Terry suggested an exercise which kept everyone occupied, silence reigned as the words, ivy, squat, mizzenmast, iguana, rivulet, muzzle, xerography, twosome, foyer, decibel, were woven into a sentence with top marks if they could be used consecutively. Hilarity was caused when the results of these efforts were read by the composers. It is amazing where a mizzenmast could be placed.

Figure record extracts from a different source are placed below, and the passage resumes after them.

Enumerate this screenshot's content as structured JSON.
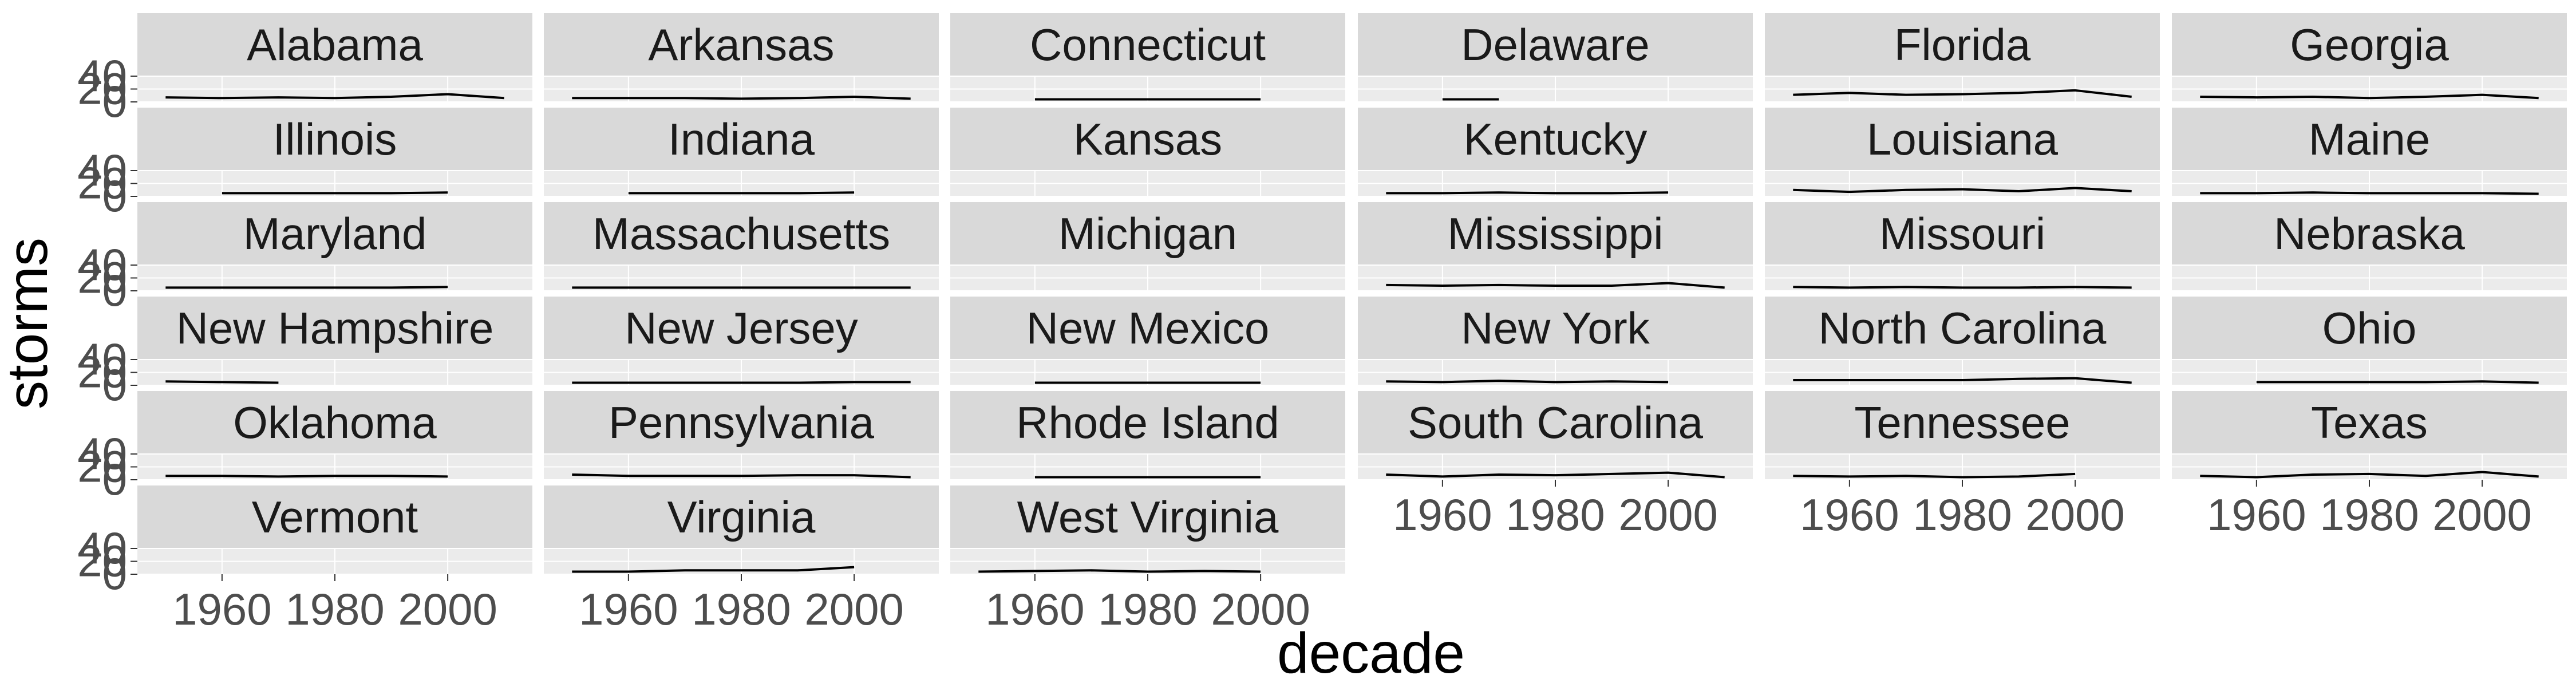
{
  "chart_data": {
    "type": "line",
    "facet_type": "wrap",
    "ncol": 6,
    "xlabel": "decade",
    "ylabel": "storms",
    "x_ticks": [
      1960,
      1980,
      2000
    ],
    "x_range": [
      1945,
      2015
    ],
    "y_ticks": [
      0,
      20,
      40
    ],
    "y_range": [
      0,
      40
    ],
    "grid": true,
    "line_color": "#000000",
    "strip_fill": "#d9d9d9",
    "panels": [
      {
        "name": "Alabama",
        "x": [
          1950,
          1960,
          1970,
          1980,
          1990,
          2000,
          2010
        ],
        "y": [
          7,
          6,
          7,
          6,
          8,
          12,
          6
        ]
      },
      {
        "name": "Arkansas",
        "x": [
          1950,
          1960,
          1970,
          1980,
          1990,
          2000,
          2010
        ],
        "y": [
          6,
          6,
          6,
          5,
          6,
          8,
          5
        ]
      },
      {
        "name": "Connecticut",
        "x": [
          1960,
          1970,
          1980,
          1990,
          2000
        ],
        "y": [
          4,
          4,
          4,
          4,
          4
        ]
      },
      {
        "name": "Delaware",
        "x": [
          1960,
          1970
        ],
        "y": [
          4,
          4
        ]
      },
      {
        "name": "Florida",
        "x": [
          1950,
          1960,
          1970,
          1980,
          1990,
          2000,
          2010
        ],
        "y": [
          11,
          14,
          11,
          12,
          14,
          18,
          8
        ]
      },
      {
        "name": "Georgia",
        "x": [
          1950,
          1960,
          1970,
          1980,
          1990,
          2000,
          2010
        ],
        "y": [
          8,
          7,
          8,
          6,
          8,
          11,
          6
        ]
      },
      {
        "name": "Illinois",
        "x": [
          1960,
          1970,
          1980,
          1990,
          2000
        ],
        "y": [
          5,
          5,
          5,
          5,
          6
        ]
      },
      {
        "name": "Indiana",
        "x": [
          1960,
          1970,
          1980,
          1990,
          2000
        ],
        "y": [
          5,
          5,
          5,
          5,
          6
        ]
      },
      {
        "name": "Kansas",
        "x": [],
        "y": []
      },
      {
        "name": "Kentucky",
        "x": [
          1950,
          1960,
          1970,
          1980,
          1990,
          2000
        ],
        "y": [
          5,
          5,
          6,
          5,
          5,
          6
        ]
      },
      {
        "name": "Louisiana",
        "x": [
          1950,
          1960,
          1970,
          1980,
          1990,
          2000,
          2010
        ],
        "y": [
          10,
          7,
          10,
          11,
          8,
          13,
          8
        ]
      },
      {
        "name": "Maine",
        "x": [
          1950,
          1960,
          1970,
          1980,
          1990,
          2000,
          2010
        ],
        "y": [
          5,
          5,
          6,
          5,
          5,
          5,
          4
        ]
      },
      {
        "name": "Maryland",
        "x": [
          1950,
          1960,
          1970,
          1980,
          1990,
          2000
        ],
        "y": [
          5,
          5,
          5,
          5,
          5,
          6
        ]
      },
      {
        "name": "Massachusetts",
        "x": [
          1950,
          1960,
          1970,
          1980,
          1990,
          2000,
          2010
        ],
        "y": [
          5,
          5,
          5,
          5,
          5,
          5,
          5
        ]
      },
      {
        "name": "Michigan",
        "x": [],
        "y": []
      },
      {
        "name": "Mississippi",
        "x": [
          1950,
          1960,
          1970,
          1980,
          1990,
          2000,
          2010
        ],
        "y": [
          9,
          8,
          9,
          8,
          8,
          12,
          5
        ]
      },
      {
        "name": "Missouri",
        "x": [
          1950,
          1960,
          1970,
          1980,
          1990,
          2000,
          2010
        ],
        "y": [
          6,
          5,
          6,
          5,
          5,
          6,
          5
        ]
      },
      {
        "name": "Nebraska",
        "x": [],
        "y": []
      },
      {
        "name": "New Hampshire",
        "x": [
          1950,
          1960,
          1970
        ],
        "y": [
          6,
          5,
          4
        ]
      },
      {
        "name": "New Jersey",
        "x": [
          1950,
          1960,
          1970,
          1980,
          1990,
          2000,
          2010
        ],
        "y": [
          4,
          4,
          4,
          4,
          4,
          5,
          5
        ]
      },
      {
        "name": "New Mexico",
        "x": [
          1960,
          1970,
          1980,
          1990,
          2000
        ],
        "y": [
          4,
          4,
          4,
          4,
          4
        ]
      },
      {
        "name": "New York",
        "x": [
          1950,
          1960,
          1970,
          1980,
          1990,
          2000
        ],
        "y": [
          6,
          5,
          7,
          5,
          6,
          5
        ]
      },
      {
        "name": "North Carolina",
        "x": [
          1950,
          1960,
          1970,
          1980,
          1990,
          2000,
          2010
        ],
        "y": [
          8,
          8,
          8,
          8,
          10,
          11,
          4
        ]
      },
      {
        "name": "Ohio",
        "x": [
          1960,
          1970,
          1980,
          1990,
          2000,
          2010
        ],
        "y": [
          5,
          5,
          5,
          5,
          6,
          4
        ]
      },
      {
        "name": "Oklahoma",
        "x": [
          1950,
          1960,
          1970,
          1980,
          1990,
          2000
        ],
        "y": [
          6,
          6,
          5,
          6,
          6,
          5
        ]
      },
      {
        "name": "Pennsylvania",
        "x": [
          1950,
          1960,
          1970,
          1980,
          1990,
          2000,
          2010
        ],
        "y": [
          8,
          6,
          6,
          6,
          7,
          7,
          4
        ]
      },
      {
        "name": "Rhode Island",
        "x": [
          1960,
          1970,
          1980,
          1990,
          2000
        ],
        "y": [
          4,
          4,
          4,
          4,
          4
        ]
      },
      {
        "name": "South Carolina",
        "x": [
          1950,
          1960,
          1970,
          1980,
          1990,
          2000,
          2010
        ],
        "y": [
          8,
          5,
          8,
          7,
          9,
          11,
          4
        ]
      },
      {
        "name": "Tennessee",
        "x": [
          1950,
          1960,
          1970,
          1980,
          1990,
          2000
        ],
        "y": [
          6,
          5,
          6,
          4,
          5,
          9
        ]
      },
      {
        "name": "Texas",
        "x": [
          1950,
          1960,
          1970,
          1980,
          1990,
          2000,
          2010
        ],
        "y": [
          6,
          4,
          8,
          9,
          6,
          12,
          5
        ]
      },
      {
        "name": "Vermont",
        "x": [],
        "y": []
      },
      {
        "name": "Virginia",
        "x": [
          1950,
          1960,
          1970,
          1980,
          1990,
          2000
        ],
        "y": [
          4,
          4,
          6,
          6,
          6,
          11
        ]
      },
      {
        "name": "West Virginia",
        "x": [
          1950,
          1960,
          1970,
          1980,
          1990,
          2000
        ],
        "y": [
          4,
          5,
          6,
          4,
          5,
          4
        ]
      }
    ]
  }
}
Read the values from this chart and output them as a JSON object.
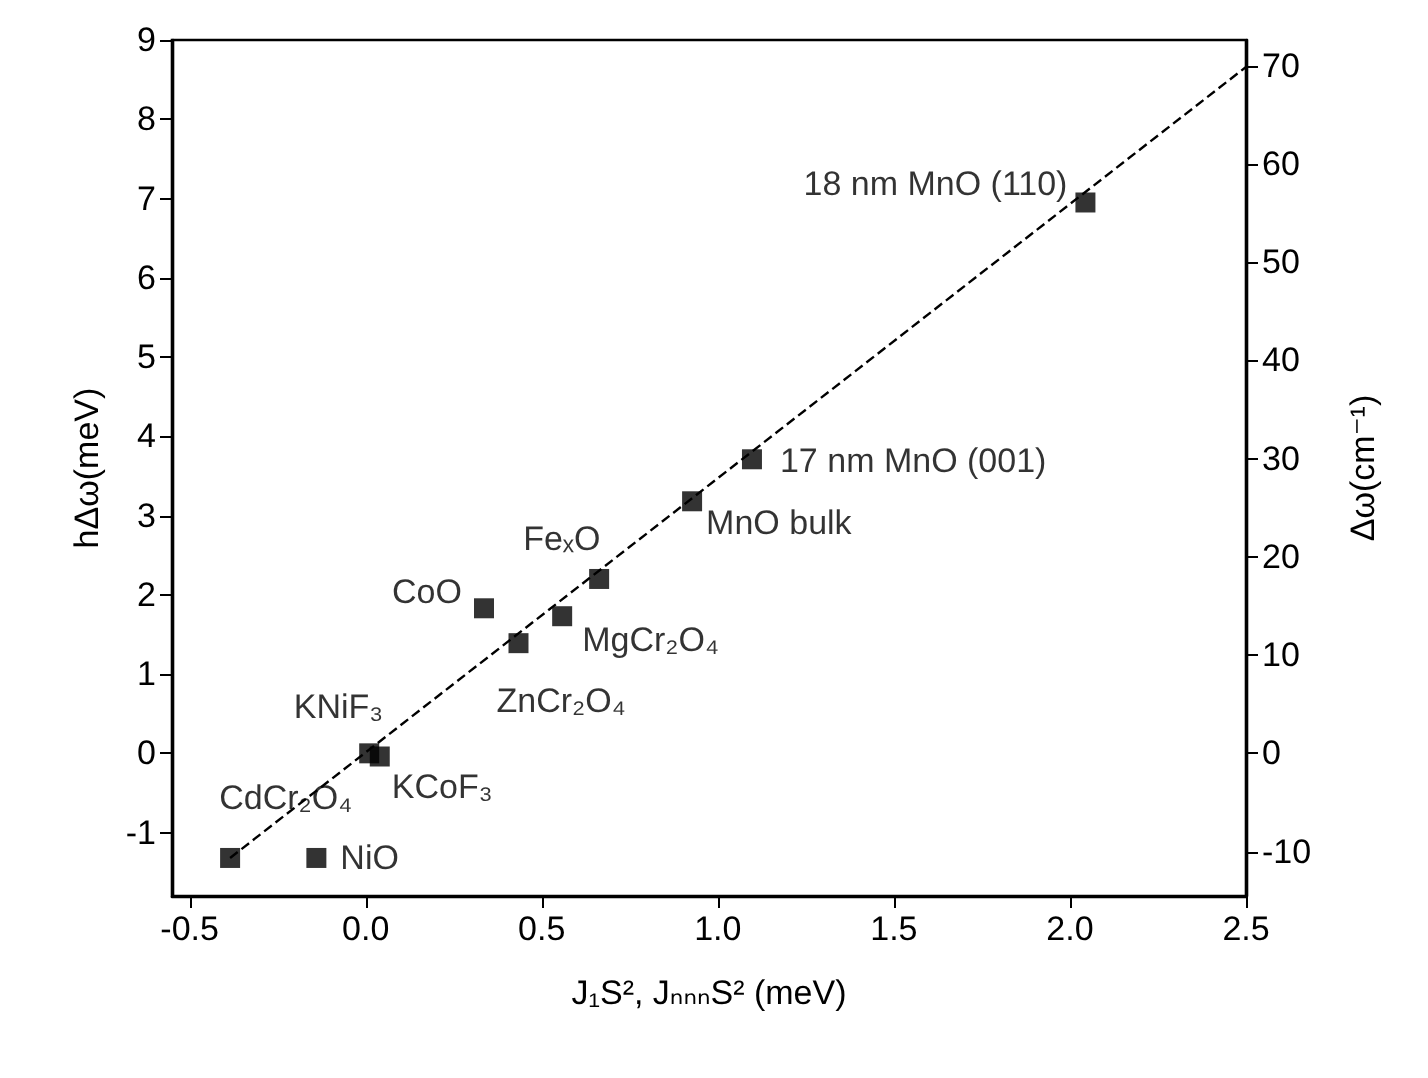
{
  "chart_data": {
    "type": "scatter",
    "xlabel": "J₁S², JₙₙₙS² (meV)",
    "ylabel": "hΔω(meV)",
    "y2label": "Δω(cm⁻¹)",
    "xlim": [
      -0.55,
      2.5
    ],
    "xticks": [
      -0.5,
      {
        "value": 0,
        "label": "0.0"
      },
      0.5,
      {
        "value": 1,
        "label": "1.0"
      },
      1.5,
      {
        "value": 2,
        "label": "2.0"
      },
      2.5
    ],
    "ylim": [
      -1.8,
      9
    ],
    "yticks": [
      -1,
      0,
      1,
      2,
      3,
      4,
      5,
      6,
      7,
      8,
      9
    ],
    "y2lim": [
      -14.5,
      72.6
    ],
    "y2ticks": [
      -10,
      0,
      10,
      20,
      30,
      40,
      50,
      60,
      70
    ],
    "marker": "square",
    "series": [
      {
        "color": "#000000",
        "x": [
          -0.385,
          -0.14,
          0.01,
          0.04,
          0.336,
          0.434,
          0.558,
          0.663,
          0.927,
          1.097,
          2.044
        ],
        "values": [
          -1.32,
          -1.32,
          0.0,
          -0.04,
          1.83,
          1.39,
          1.73,
          2.2,
          3.18,
          3.71,
          6.95
        ]
      },
      {
        "type": "line",
        "color": "#000000",
        "marker": "none",
        "line_style": "dashed",
        "x": [
          -0.385,
          2.5
        ],
        "values": [
          -1.32,
          8.66
        ]
      }
    ],
    "annotations": [
      {
        "text": "CdCr₂O₄",
        "x": -0.385,
        "y": -1.32
      },
      {
        "text": "NiO",
        "x": -0.14,
        "y": -1.32
      },
      {
        "text": "KNiF₃",
        "x": 0.01,
        "y": 0.0
      },
      {
        "text": "KCoF₃",
        "x": 0.04,
        "y": -0.04
      },
      {
        "text": "CoO",
        "x": 0.336,
        "y": 1.83
      },
      {
        "text": "ZnCr₂O₄",
        "x": 0.434,
        "y": 1.39
      },
      {
        "text": "MgCr₂O₄",
        "x": 0.558,
        "y": 1.73
      },
      {
        "text": "FeₓO",
        "x": 0.663,
        "y": 2.2
      },
      {
        "text": "MnO bulk",
        "x": 0.927,
        "y": 3.18
      },
      {
        "text": "17 nm MnO (001)",
        "x": 1.097,
        "y": 3.71
      },
      {
        "text": "18 nm MnO (110)",
        "x": 2.044,
        "y": 6.95
      }
    ]
  }
}
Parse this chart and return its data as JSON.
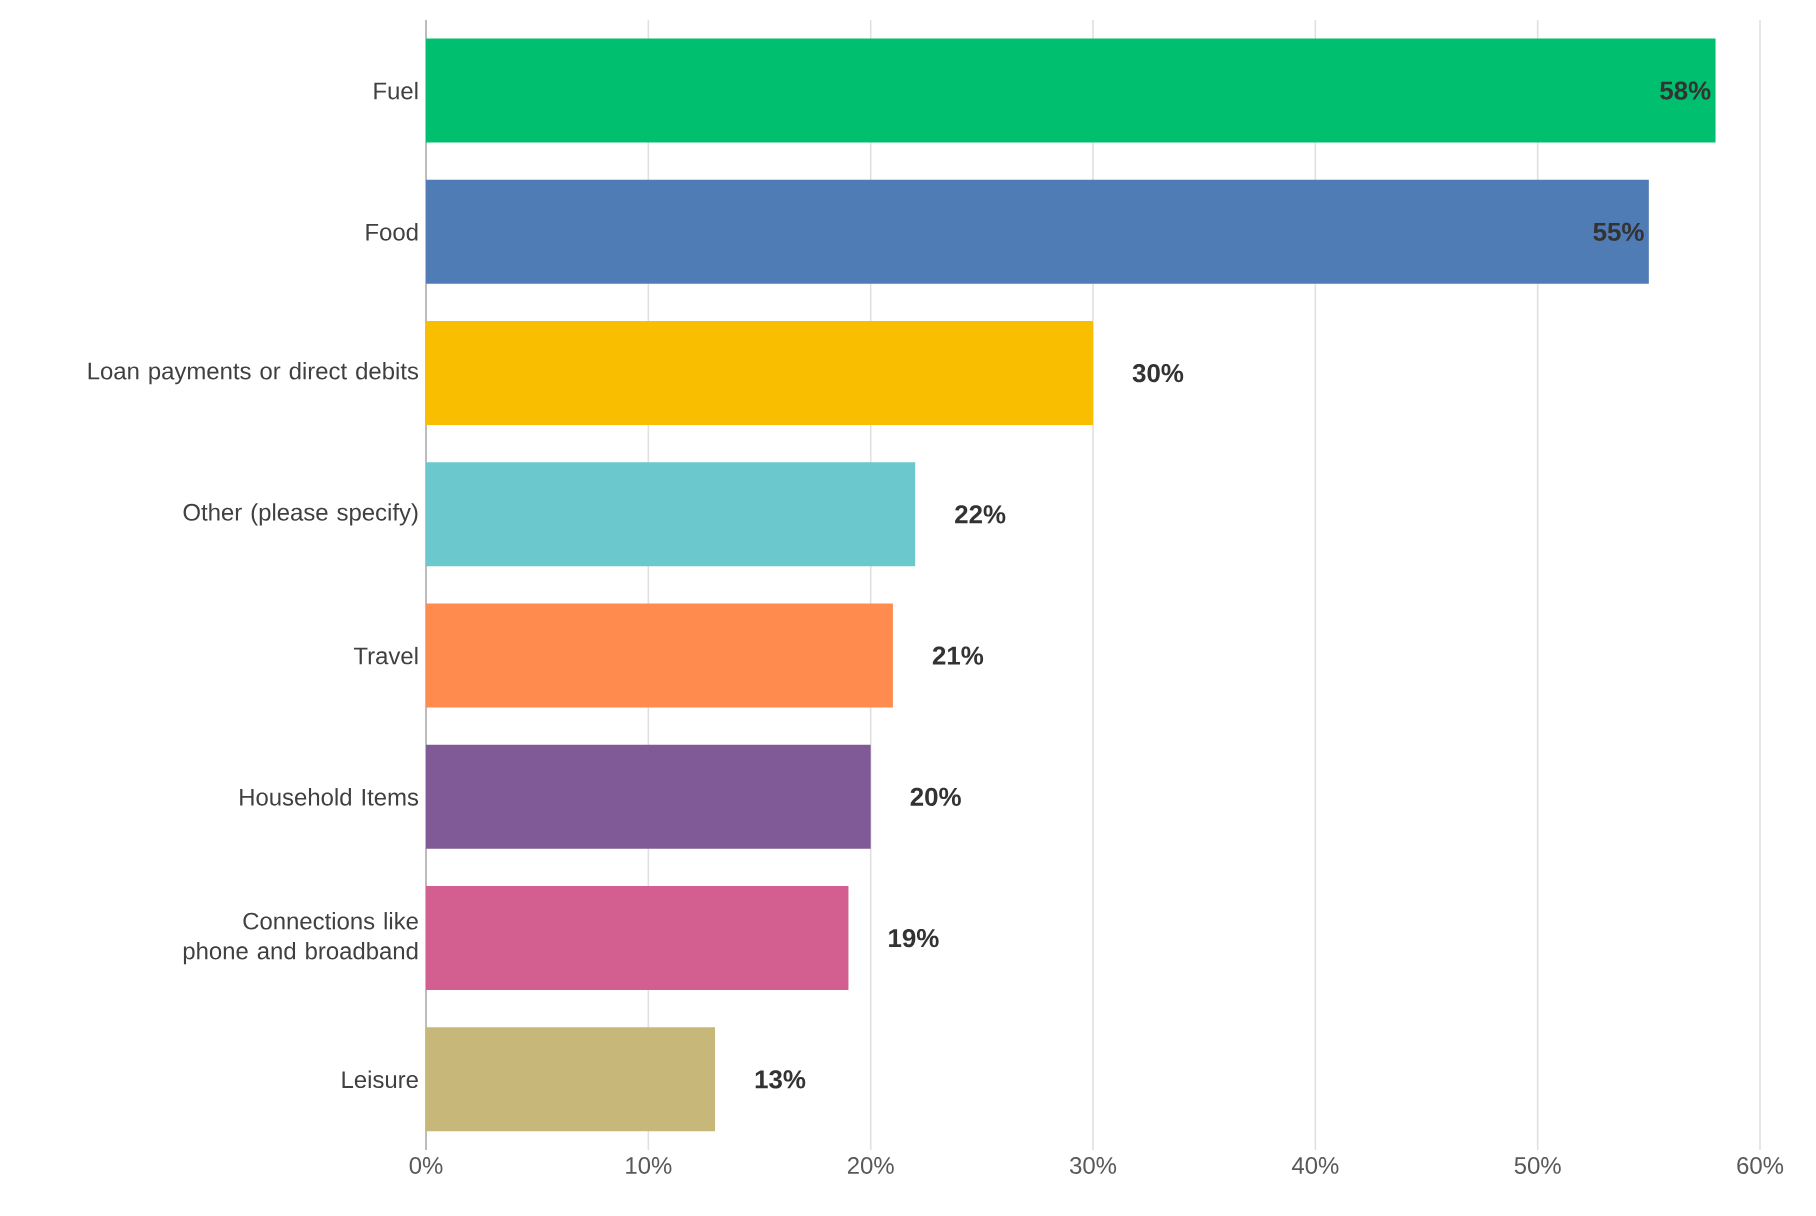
{
  "chart_data": {
    "type": "bar",
    "orientation": "horizontal",
    "categories": [
      "Fuel",
      "Food",
      "Loan payments or direct debits",
      "Other (please specify)",
      "Travel",
      "Household Items",
      "Connections like phone and broadband",
      "Leisure"
    ],
    "values": [
      58,
      55,
      30,
      22,
      21,
      20,
      19,
      13
    ],
    "value_labels": [
      "58%",
      "55%",
      "30%",
      "22%",
      "21%",
      "20%",
      "19%",
      "13%"
    ],
    "colors": [
      "#00bf6f",
      "#507cb6",
      "#f9be00",
      "#6bc8cd",
      "#ff8b4f",
      "#7f5a96",
      "#d25f90",
      "#c7b879"
    ],
    "xlim": [
      0,
      60
    ],
    "xticks": [
      {
        "value": 0,
        "label": "0%"
      },
      {
        "value": 10,
        "label": "10%"
      },
      {
        "value": 20,
        "label": "20%"
      },
      {
        "value": 30,
        "label": "30%"
      },
      {
        "value": 40,
        "label": "40%"
      },
      {
        "value": 50,
        "label": "50%"
      },
      {
        "value": 60,
        "label": "60%"
      }
    ],
    "grid": "x"
  }
}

Next weeks's subject is A 60yr old transvestite man who loves Prada,favourite colour mauve,works at the Zoo, has an athletic build, speaks 3 languages with a lisp, has white, pointed teeth, teaches Zumba at a retirement home for old transvestites, drives an old Combi van, is South American, his name is Jesus and his hobby is writing poetry. We hope to hear some interesting stories about Jesus next week.

30 July 2010

Wednesday 28th July

Mandy, Wendy, Melissa, Terry, Cathy, Jo, Robyn, present.

Brags:
Cathy: Rudd's band came second in the grand final. Well done!
Mandy: Did a good job giving the service in church. Provided a sugar scuttle for inspection.
Wendy; Had a 60's party for friend - went back in time in all ways.
Terry: Ran a Memoir course in Berry, was enthusiastic about his reception and the actual day. Is talking about doing the same in nursing homes.
Jo: Went to the doctor - again. Bronchiotomy next Wednesday...good luck Jo.
Melissa: Later, said she was working, teaching at TAFE, and is enjoying the work.
Robyn: Found a new convict ancestor.

Word of the Day

Cathy: Nebulous: hazy, perplexed.
Robyn: Terse: polished style, economy of expression, free of superfluity
Succinct: The exclusion of extraneous detail.
Wendy: Flout: mock, disregard rules.
Mandy: Tintinnabulation: ringing of bells.
Terry: Hubris: overestimating one's confidence, esp. for people in power.
Jo: Vituperative: to censure abrasively, to be severe
Focused: a word not spelled to her satisfaction in different dictionaries.
Dilettante: modern meaning: frivolous, old meaning: pretentious.

Homework - The Key

Robyn: Pam finds a note inside a teapot from a convict woman, who was sent to Australia. Pam finds a key in an old shed. The key was set with diamonds and made of silver, it was worth a lot of money.
Wendy: Poem about Karaoke at the RSL.
Mandy: 'Keys to Life'. Lyn met Tom. Tom makes their relationship seem difficult to continue. The key to the continuation was something she had to discover that was important about her.
Terry: 'Michael'. Poem about a homeless man who discovers the key to his new self.
Making a start on rejuvenating himself.
Jo: 'Moskeytoe Land' about a bush rover who encounters a locked door and with the key opens it to meet a giant chook, Colin, who spends a lot of his time swatting moskeytoes, viz. black crows.

Much talk about the art of songwriting, Melissa's playing field, with a paper presented by Jo re Dicken's illustrator, Phiz.
Quikwrite: We had to write a resume as a fairy tale character applying for a job. We chose different characters, which was interesting.

Homework: Write a short story about "Three shades of white."